Aus fachlicher Sicht wichtig sind auf der neuen Webseite vor allem auch eine Übersicht sämtlicher Praxen mit Weiterbildungsbefähigung sowie eine komplette Übersicht aller Krankenhäuser im Landkreis. Darüber hinaus gibt es Informationen zum Not- und Bereitschaftsdienst.

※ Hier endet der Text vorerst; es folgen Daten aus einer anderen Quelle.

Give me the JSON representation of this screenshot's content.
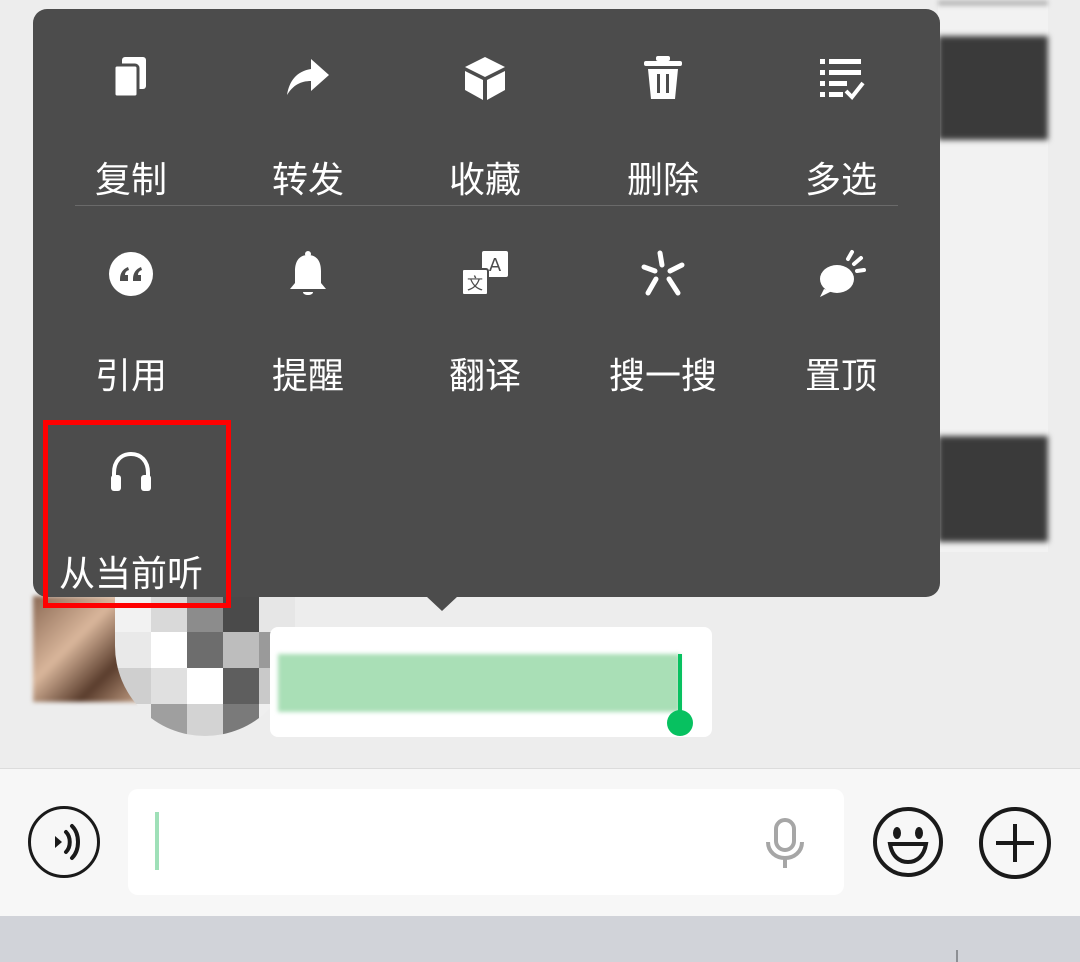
{
  "menu": {
    "row1": [
      {
        "label": "复制",
        "icon": "copy-icon"
      },
      {
        "label": "转发",
        "icon": "forward-icon"
      },
      {
        "label": "收藏",
        "icon": "favorite-cube-icon"
      },
      {
        "label": "删除",
        "icon": "trash-icon"
      },
      {
        "label": "多选",
        "icon": "multi-select-icon"
      }
    ],
    "row2": [
      {
        "label": "引用",
        "icon": "quote-icon"
      },
      {
        "label": "提醒",
        "icon": "bell-icon"
      },
      {
        "label": "翻译",
        "icon": "translate-icon"
      },
      {
        "label": "搜一搜",
        "icon": "search-sparkle-icon"
      },
      {
        "label": "置顶",
        "icon": "pin-top-icon"
      }
    ],
    "row3": [
      {
        "label": "从当前听",
        "icon": "headphones-icon"
      }
    ],
    "highlighted_item": "从当前听"
  },
  "colors": {
    "menu_bg": "#4c4c4c",
    "highlight_border": "#ff0000",
    "accent_green": "#07c160",
    "selected_text_bg": "#a9dfb6"
  },
  "input_bar": {
    "text_value": "",
    "icons": [
      "voice-mode-icon",
      "microphone-icon",
      "emoji-icon",
      "plus-icon"
    ]
  }
}
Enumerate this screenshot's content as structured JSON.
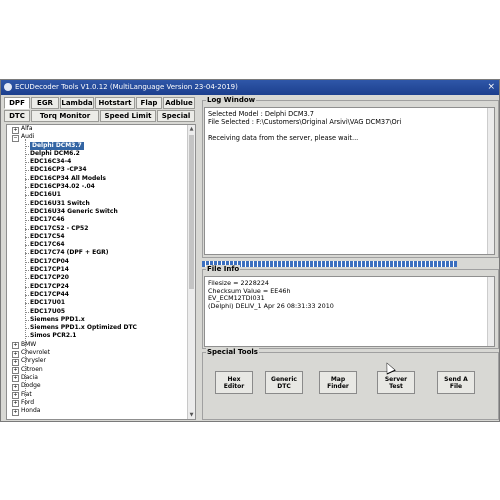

Für Fragen bietet sich das Ärzte-Netz Ostsachsen als zentraler Ansprechpartner an.

Doch ist es wirklich realistisch, auf das Interesse junger Mediziner an einer Beschäftigung an Neiße und Spree zu hoffen? „Es gibt Studien, in denen die Wünsche dieser Berufsgruppe sehr klar herausgearbeitet wurden“, erläutert Ute Taube. „Demnach steht die Kompatibilität von Beruf und Familie ganz weit oben. Die jungen Ärzte stellen hohe Ansprüche an ihre fachlichen Qualifikationen, wollen gleichzeitig aber auch flexibel in ihrer Lebensplanung sein. Und sie möchten Kontakt untereinander haben, um sich weiter voran zu bringen.“ Deshalb sei es wichtig, dass im Landkreis Görlitz die Weiterbildungskompetenzen ausgebaut würden, ohne die Betreffenden an Großkliniken in Dresden oder Leipzig verweisen zu müssen. Außerdem sei das Mentoring wichtig. „Es müssen ältere Kollegen da sein, die den Nachwuchs bis hin zum Facharztabschluss betreuen.“

Möglicherweise, erläutert die Vorsitzende der Kreisärztekammer, müsse man perspektivisch auch die Art der Beschäftigung überdenken. Denn: „Junge Ärzte scheuen oft die eigene Niederlassung, wollen sich vielmehr anstellen lassen. Das bringt medizinische Versorgungszentren verstärkt ins Spiel, wo – aufgrund der Familienplanung – vielleicht auch halbe Stellen zu bekommen sind.“

In den nächsten Monaten wollen das Ärzte-Netz Ostsachsen und seine Partner mit der neuen Webseite verstärkt auf Werbetour gehen. So soll unter anderem das Online-Marketing verstärkt werden. Überdies will man mit dem Imagefilm und Informationsmaterial auf Messen präsent sein – demnächst beim Insidertreff im Veranstaltungspark Löbau. Schließlich sollen auch „gute Nachrichten“ verbreitet werden – Geschichten über Mediziner, die in der Oberlausitz eine neue berufliche Heimat gefunden haben.